Every day when Los Angeles Police officers pin on their badges and prepare to protect and to serve, they’re reminded of what they learned as Academy recruits: a reverence for human life.  Los Angeles Police Department officers are never trained to “shoot to kill,” only to stop a deadly threat in order to keep the community and themselves safe.  This isn’t a rhetorical turn-of-phrase or semantic contrivance, but a real world reality: taking a life — anyone’s life — is never our intent.  It’s a tragedy when it occurs for everyone involved and for the City of Los Angeles.

On January 14th around 3:30 am, two officers from LAPD’s Pacific Division responded to calls for help and confronted a naked, unarmed, 25-year old man jumping on cars and behaving erratically.  After trying several times to detain the man, they ended up on the ground in a struggle with Reggie Doucet Jr., a six-foot, 190-pound former college football defensive-back.  One of the officers shot Mr. Doucet who was then transported to a local hospital where he died as a result of his injuries.  Both officers were injured and were transported to a local hospital.

This entire incident is a tragedy.  My heart goes out to all involved, from Mr. Doucet’s family, to his loved ones and his friends, as well as to the officers involved.  In meetings with community leaders shortly after this tragic event occurred, I expressed deep sympathy for their loss.  I assured them that this incident would be fully and objectively investigated.  And it will.  As the investigation continues, I will provide the facts in the most transparent manner I can without compromising the investigation.

Understandably, some wonder how it’s legal for police to use deadly force against unarmed suspects.  LAPD policy is based on the 1989 Supreme Court ruling in Graham v. Conner in which the court mandated application of an “Objectively Reasonable Standard.”  Under this guideline, officers are trained to evaluate the severity of the crime the suspect is committing or is about to commit and the likelihood his or her behavior will inflict serious injury to an officer or other person.  If a suspect’s behavior is likely to cause serious bodily harm, injury or death, officers are, by law, justified in using deadly force to defend themselves and others.  Indeed, many people have died at the hands of unarmed killers and many police officers are slain by unarmed suspects who gain control of officers’ weapons.  No less than 44 officers died this way between 1998-2008; at least two in 2009.  Only a rigorous and exacting investigation can determine whether the use of deadly force in this instance was objectively reasonable.  Whenever officers use deadly force, the LAPD’s Force Investigation Division (FID) conducts an extensive and thorough investigation.  Next, a Use of Force Review (UOFR) Board is convened on all incidents involving use of deadly force, where the use of force requires hospitalization of the arrestee or results in a death.  The Board submits its findings and recommendations to me, the Chief of Police, and I review the case.  I have to decide whether the force was within Department policy and the law, and present my findings and recommendations to the Board of Police Commissioners.  The L.A. County District Attorney’s Office independently investigates the use of force, as does the Inspector General (IG), which monitors the ongoing investigation and conducts its own independent review.  Both are totally separate from the LAPD.  They do not report to me.  The IG’s office submits its findings and recommendations to the Police Commission, which makes the final decision as to whether or not a shooting falls within Department policy.

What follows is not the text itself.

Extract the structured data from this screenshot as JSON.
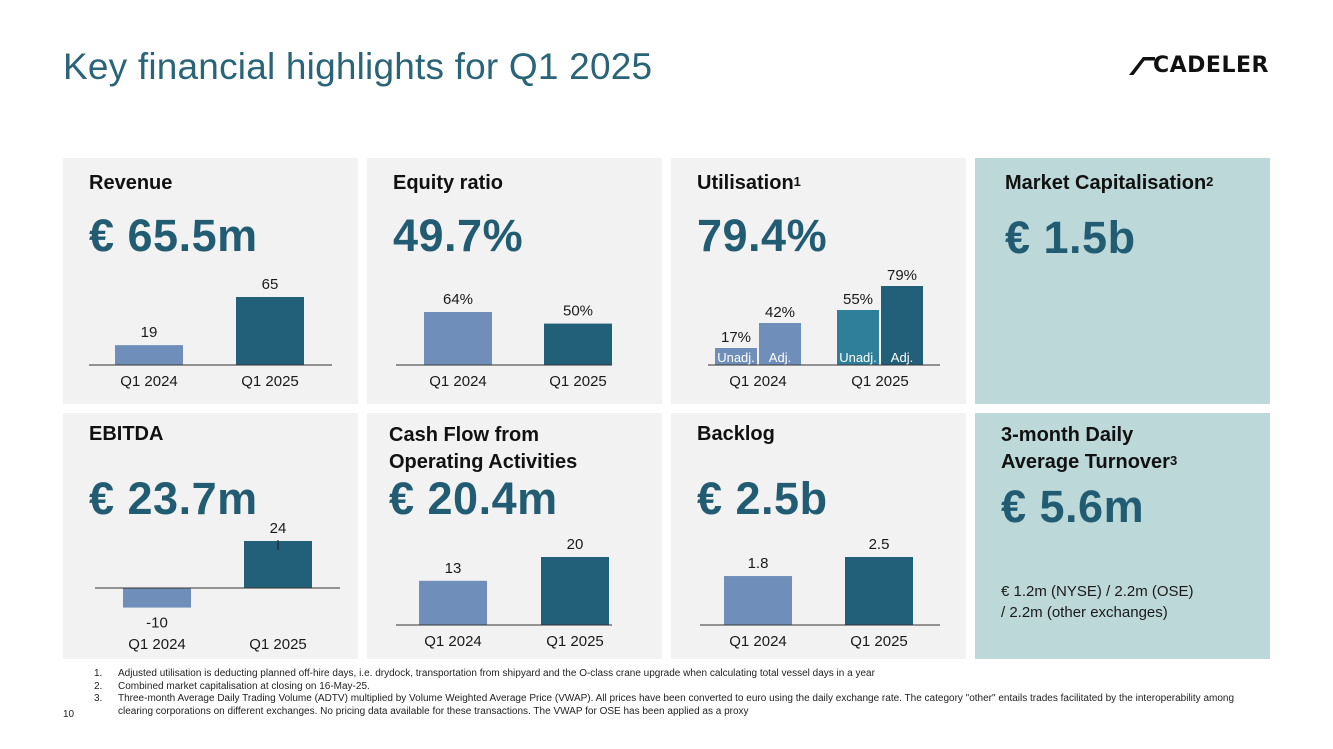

Certain things are already known: We know that if a suspect takes or tries to take an officer’s gun by force, it’s reasonable to assume he or she intends to kill that officer and possibly others.  As recently as November 2010, Riverside Officer Ryan Bonaminio was likely killed with his own duty weapon.  A few weeks ago, the Police Chief of Ranier, Oregon, struggled with an unarmed suspect.  The Chief was killed with his own gun.

And we know, every single day, law enforcement officers in Los Angeles place themselves at life-threatening risk to keep the rest of us safe.  What’s more, they consider it a privilege to do so and so do I.

Keeping the people of Los Angeles safe is our highest priority.  Major crime rates may be at decade-low levels, but the threat of deadly violence is always present.  LAPD continuously looks at ways to improve our policies and training.  In fact, in 2009, we made further changes to our Use of Force Policy making it even more concise, more easily understood and consistent with prevailing law and law enforcement best practice.

While both Mr. Doucet and the officer involved in this incident are African-American, some have alleged race played a role in this tragedy.  Though that seems unlikely, I ask all concerned to withhold judgment until the facts are in and we can make a reasoned determination based on actual circumstances, available evidence and provable facts.  To those who protect and serve the City of Los Angeles, we owe them that much and more.